This is a link to info provided by DanDanTheTaxiMan, one of the accused in SC's sweep of the Phoenix area. Please note that this post was "off-topic" in the thread where is first appeared and most likely will be moved.
http://karaoke-forum.com/viewtopic.php?p=264242&no=1#264242
EDITED at 7:30 pm due to confusion with what the link said and my thoughts below: READ THE LINK TO UNDERSTAND WHAT FOLLOWS
I offer the following "food for thought" regarding that link! Assuming it is an exact copy of what SC provides their targets this is my opinion.
After SEEING that document, even though I have a 1:1 library, I would not submit to the audit as defined in SC's letter. It is too wide in scope and latitude, and I am particularly concerned with:
a. SC states they are after Trademark infringement but they would have to identify every specific track that was NOT purchased and HAS BEEN used at a paid show! Their audit cannot identify what tracks have been used for commercial purposes!
b. In my case, the audit would find tracks I DON'T use in my business but collected as a "hobbyist" before I went into business!
c. SC indicated that they required a CDG for each file in the library along with proof of purchase. I assume proof of purchase is required for SC to be assured that you didn't borrow the disc for the audit. But what if you bought it at a flee market for next to nothing with no receipt? A customer of mine has done just that, several times and I have purchased discs from KJ's who have left the business!
d. SC did not make an exception to the requirement that you have CDG even for files PURCHASED via downloaded.
e. If you have tracks on more than one machine, you must have a CDG for each copy of each track. So while someone running a CDG based show can have multiple backup copies of their CDG's, PC based operations cannot have a single backup HD!
So, for those who previously stated that all a legit operator had to lose by submitting to the audit is TIME, I even disagree now more fervently than before! A legit operator like myself finds, not unexpectedly, justification not to agree to SC audit, those items listed above are some of the main LEGITIMATE reasons why I would not submit to their audit.

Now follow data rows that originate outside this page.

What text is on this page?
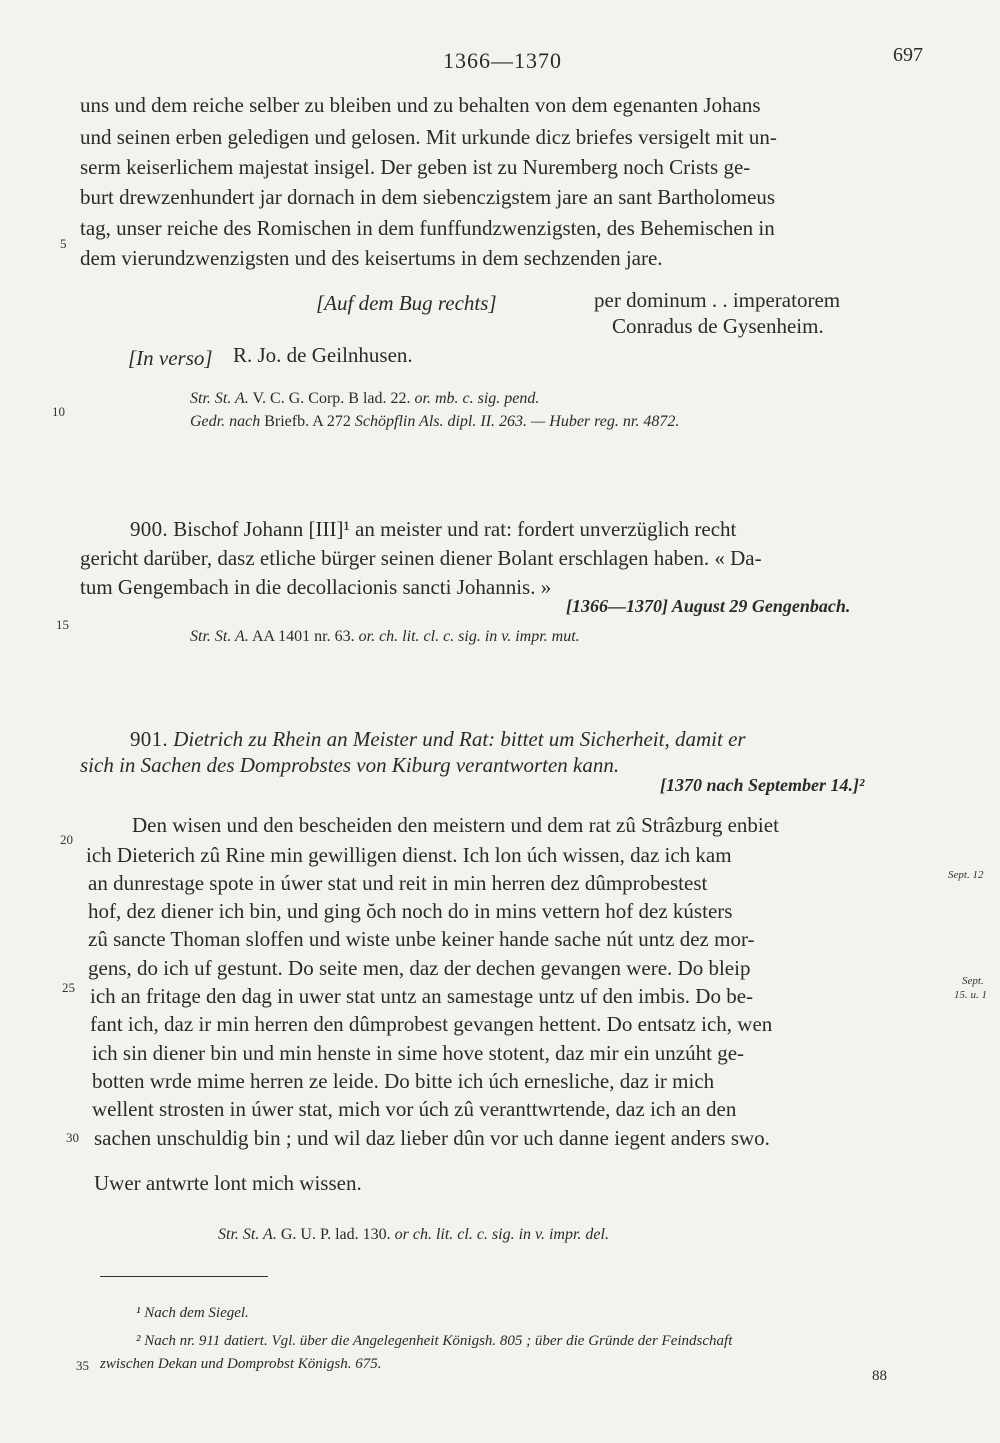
1366—1370	697
5
10
15
20
25
30
35
uns und dem reiche selber zu bleiben und zu behalten von dem egenanten Johans
und seinen erben geledigen und gelosen. Mit urkunde dicz briefes versigelt mit un-
serm keiserlichem majestat insigel. Der geben ist zu Nuremberg noch Crists ge-
burt drewzenhundert jar dornach in dem siebenczigstem jare an sant Bartholomeus
tag, unser reiche des Romischen in dem funffundzwenzigsten, des Behemischen in
dem vierundzwenzigsten und des keisertums in dem sechzenden jare.
[Auf dem Bug rechts]	per dominum . . imperatorem
Conradus de Gysenheim.
[In verso] R. Jo. de Geilnhusen.
Str. St. A. V. C. G. Corp. B lad. 22. or. mb. c. sig. pend.
Gedr. nach Briefb. A 272 Schöpflin Als. dipl. II. 263. — Huber reg. nr. 4872.
900. Bischof Johann [III]¹ an meister und rat: fordert unverzüglich recht
gericht darüber, dasz etliche bürger seinen diener Bolant erschlagen haben. « Da-
tum Gengembach in die decollacionis sancti Johannis. »
[1366—1370] August 29 Gengenbach.
Str. St. A. AA 1401 nr. 63. or. ch. lit. cl. c. sig. in v. impr. mut.
901. Dietrich zu Rhein an Meister und Rat: bittet um Sicherheit, damit er
sich in Sachen des Domprobstes von Kiburg verantworten kann.
[1370 nach September 14.]²
Den wisen und den bescheiden den meistern und dem rat zû Strâzburg enbiet
ich Dieterich zû Rine min gewilligen dienst. Ich lon úch wissen, daz ich kam
an dunrestage spote in úwer stat und reit in min herren dez dûmprobestest
hof, dez diener ich bin, und ging ŏch noch do in mins vettern hof dez kústers
zû sancte Thoman sloffen und wiste unbe keiner hande sache nút untz dez mor-
gens, do ich uf gestunt. Do seite men, daz der dechen gevangen were. Do bleip
ich an fritage den dag in uwer stat untz an samestage untz uf den imbis. Do be-
fant ich, daz ir min herren den dûmprobest gevangen hettent. Do entsatz ich, wen
ich sin diener bin und min henste in sime hove stotent, daz mir ein unzúht ge-
botten wrde mime herren ze leide. Do bitte ich úch ernesliche, daz ir mich
wellent strosten in úwer stat, mich vor úch zû veranttwrtende, daz ich an den
sachen unschuldig bin ; und wil daz lieber dûn vor uch danne iegent anders swo.
Uwer antwrte lont mich wissen.
Sept. 12
Sept.
15. u. 1
Str. St. A. G. U. P. lad. 130. or ch. lit. cl. c. sig. in v. impr. del.
¹ Nach dem Siegel.
² Nach nr. 911 datiert. Vgl. über die Angelegenheit Königsh. 805 ; über die Gründe der Feindschaft
zwischen Dekan und Domprobst Königsh. 675.
88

In short: SC sets the rules! I don't understand fully what their rules SIGNIFY in terms of future actions SC might bring or cause to be brought against me? I don't accept that their audit or any audit of my computer can show that I have violated a trademark right? I can have 100,000 SC tracks on a HD, but if i never show them in public, I haven't violated any Trademark right!
But based upon their defined audit steps, SC wants to be the judge and jury! And it seems to me that if you accept their audit and they deem you have failed the audit, they will offer you a settlement. If you haven't done anything wrong, THAT IS you haven't played a track of theirs in public that wasn't purchased, why would you accept their offer?

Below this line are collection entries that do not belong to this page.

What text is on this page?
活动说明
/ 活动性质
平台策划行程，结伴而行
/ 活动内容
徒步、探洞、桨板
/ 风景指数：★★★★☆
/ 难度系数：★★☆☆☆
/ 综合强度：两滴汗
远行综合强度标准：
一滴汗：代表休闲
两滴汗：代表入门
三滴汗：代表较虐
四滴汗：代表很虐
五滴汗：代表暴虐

And, then, if you don't accept their settlement offer they up the ante on future settlement offers. If you still reject their settlement (
which they state IS NOT a settlement) they threatened to follow through on the law suit. Ah, but will they be suing solely for trademark infringement or also venture into copyright infringement which appears easier to bring as a charge after they review you files and find EVEN ONE non-purchased track!
Let me share one real life example. I have purchased several discs over time from the bargain bin at my local karaoke dealer. Several times I have discovered that the lead vocals where on every track on the disc. Early on, the proprietor informed that I could turn down the volume on the right channel on my deck to overcome the problem, and that worked as long as I remembered to do so. When I ripped the disc to the computer, I put a note on the computer file to turn down the right channel volume, and that also worked so long as I remembered to do so!
Just recently, I discovered that I actually have a ripping program that could eliminate the vocal during the ripping process. I re-ripped the original discs with that new program, and it worked. Every track transferred to the PC excluded the vocal. So, now I don't have to remember to do ANYTHING!
Well, then I wondered, what if I burn the "good" files from the computer onto a "new" CD? Well, I did just that and ended up with 10 CDG's that I no longer have to turn down the right channel on! Guess what I did with the original discs? Yep, dumped 'em so I never use them again by mistake!
BTW using those discs as a reference point, if in the process of performing the audit if SC finds questionable tracks, even if you are able to mitigate away their existence, that doesn't mean SC will accept what you say. And what if the tracks in question aren't even theirs?
And with that said, and generally speaking, I am concerned that SC will use intimidation to get you to settle with them! At the end of their letter, didn't they use intimidation by referring to an actual, but irrelevant (not Trademark Law) court case? And remember, it costs SC a good deal to undertake such an audit. I doubt that they do so expecting to come away with nothing. I am a sure that they never, never complete their efforts without finding some reason to demand that you settle! If nothing else, they can also threaten to tell the other manufacturers what they have found and leave you with the thought that you could become a defendant in multiple suites!
And while it will cost time and money to go to court, I am not about to settle. And I by not submitting to the audit I would only be facing one plaintiff, SC. I'll let the court decide if I have done any harm to SC or broken an laws if I receive such a letter from SC! IMHO, based upon the parameters defined for the SC audit, few if any operators, even disc based ones would be successful in meeting the criteria established!